Una noche descubrí la farsa. El proyecto realmente se llamaba “Ciudad Perdida”. Me habían permitido desarrollar y concluir mi invento debido a una de las características que el mismo tenía y que yo no había descubierto todavía. Fue  Adolf, quien la encontró, y fue por ello por lo que lo pusieron al frente del proyecto. Por eso, y por que se vendió al mejor postor: la familia Kingston. El uso del reloj personal energético provocaba, a la larga, pérdidas de memoria .

Lo modificaron sin mi consentimiento, de forma  que el ingenio no almacenara energía eléctrica, fin para el que había sido ideado,  sino para que la absorbiera y, posteriormente,  la disipara  rápidamente y así, de esta forma, fuera drenando paulatinamente la memoria del usuario, y consecuentemente,  la memoria colectiva de la  población.

Progresivamente  se retiraron del mercado todos aquellos  productos  que provenían del exterior, sustituyéndolos por otros locales  que simulaban haber sido fabricados en otras localidades. Se destruyeron todas  las muestras de tecnología más avanzada así como los libros de investigación, de moral y de pensamiento. Se controlaron los canales de radio y televisión,  reforzando mediante anuncios y publicidad subliminal aquello que querían que la gente recordara  y sepultando en la memoria aquello que se pretendía que se olvidase. De forma velada y siempre actuando conforme a un plan preestablecido, impedían que la población cuestionara sus postulados y concibiera ideas novedosas  o peligrosas para el régimen.

Como te he dicho, cuando me di cuenta, cuando descubrí el engaño, ya era demasiado tarde. Los relojes se habían distribuido entre la población, casi todo el mundo los conservaba como si fueran una reliquia  familiar,  con sus escudos impresos, con sus lemas, con su historia, real o inventada, y no se separaban de ellos. La actividad propagandística de la Alcaldía hacia el resto.
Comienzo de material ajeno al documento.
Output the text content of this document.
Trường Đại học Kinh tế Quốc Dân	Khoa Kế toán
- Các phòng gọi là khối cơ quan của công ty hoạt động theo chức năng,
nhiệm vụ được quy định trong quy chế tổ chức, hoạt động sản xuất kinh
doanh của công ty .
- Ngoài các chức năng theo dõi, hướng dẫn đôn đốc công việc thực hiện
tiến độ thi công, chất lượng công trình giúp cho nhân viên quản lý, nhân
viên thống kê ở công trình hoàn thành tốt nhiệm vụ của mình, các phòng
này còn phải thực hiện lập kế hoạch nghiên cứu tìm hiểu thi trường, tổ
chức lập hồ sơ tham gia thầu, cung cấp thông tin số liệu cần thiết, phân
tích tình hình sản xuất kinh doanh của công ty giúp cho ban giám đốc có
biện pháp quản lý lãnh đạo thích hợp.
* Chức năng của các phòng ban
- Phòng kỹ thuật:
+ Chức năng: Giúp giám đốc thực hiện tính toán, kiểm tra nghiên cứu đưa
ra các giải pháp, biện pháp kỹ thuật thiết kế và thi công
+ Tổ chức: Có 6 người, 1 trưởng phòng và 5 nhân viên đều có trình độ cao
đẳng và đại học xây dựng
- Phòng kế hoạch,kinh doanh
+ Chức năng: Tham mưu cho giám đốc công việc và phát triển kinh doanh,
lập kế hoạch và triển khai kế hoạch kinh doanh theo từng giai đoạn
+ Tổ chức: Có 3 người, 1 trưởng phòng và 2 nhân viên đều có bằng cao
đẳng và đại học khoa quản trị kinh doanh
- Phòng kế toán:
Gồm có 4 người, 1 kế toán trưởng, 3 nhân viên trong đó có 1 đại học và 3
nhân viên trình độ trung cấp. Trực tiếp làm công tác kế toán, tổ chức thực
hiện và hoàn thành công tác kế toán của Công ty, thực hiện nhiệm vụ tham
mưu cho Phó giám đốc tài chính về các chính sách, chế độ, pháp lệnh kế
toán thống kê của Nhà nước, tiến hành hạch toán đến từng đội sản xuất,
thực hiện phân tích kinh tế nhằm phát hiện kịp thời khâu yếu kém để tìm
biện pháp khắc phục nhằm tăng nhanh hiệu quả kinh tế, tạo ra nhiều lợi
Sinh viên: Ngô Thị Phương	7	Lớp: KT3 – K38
Cuando el proyecto estuvo finalizado y su diabólico plan en marcha, me encerraron en un laboratorio y me encargaron tareas de poca importancia  que me presentaban bajo un aura de solemnidad y de servicio al bien común. Me permitieron conservar uno de los relojes, un prototipo, pero me negaron el acceso a las herramientas necesarias para operar sobre él.

Adolf me visitaba de vez en cuando y me hacía preguntas sobre mis últimos descubrimientos y mis impresiones. En algún momento, no recuerdo cuando, y siendo conscientes que  yo podía descubrir los perniciosos efectos del reloj, me pusieron bajo vigilancia  y restringieron mis actividades. Pero aún así, lo descubrí.

 No me dejaban salir, ni hablar con nadie que no fuera del equipo. Por las noches, cuando me dejaban solo, con mucho esfuerzo, luchando con los efectos de  mi propia creación, batallando contra la pérdida de  mis preciados recuerdos y el deterioro de  mi memoria, desmontaba el modelo que me habían permitido conservar e investigaba sobre él, quería impedir sus efectos, quería encontrar alguna  forma que me permitiera revertirlos. Fue en vano. Cada día que pasaba me costaba más manipularlo, sentía que me faltaban los conocimientos necesarios, olvidaba los nombres de las piezas, la posición en la que debía colocar los engranajes, me olvidaba de vosotros.

Finalmente,  hasta me olvidé de que lo llevaba encima, me olvidé de pensar, me olvidé de comer, de moverme, ignoraba incluso que era un ser vivo y las noches sucedieron a los días.

 Tras varios años de inactividad, una noche recuperé la lucidez. Buceé en mi mente  y descubrí que todos mis recuerdos aún estaban ahí, que no todo estaba perdido, esa noche ideé un plan. Empleando los pocos medios con los que contaba, escribí estas líneas y las inserté en la memoria de mi propio reloj. Lo volví a manipular de forma que, mediante el simple contacto, se produjera un calentamiento en las bobinas de energía y el campo magnético que éstas generaban, provocando que, durante unos instantes mi propio reloj fuera capaz de  modificar el pulso identificador de los demás relojes energéticos que hubiera alrededor .
 Una vez hube conseguido mi propósito, me acosté a dormir y asumí en silencio la pérdida  progresiva de mi memoria y mis conocimientos. Mi última misión era muy sencilla, hacer venir a Adolf   y reprogramar su propio reloj energético de forma que,  cuando éste cediera su reloj a otra persona y  cambiaran las ondas energéticas de entrada, el reloj de Adolf revirtiera sus efectos e insertara en la memoria de esa tercera persona los recuerdos pertinentes  que la obligaran a  revelar este terrible secreto, de revelártelo a ti, de salvarte de esta ignorancia en la que vives sumido. Te pido perdón, perdón por todo lo que te he hecho sin saberlo, perdón por el daño que  le he provocado al mundo.”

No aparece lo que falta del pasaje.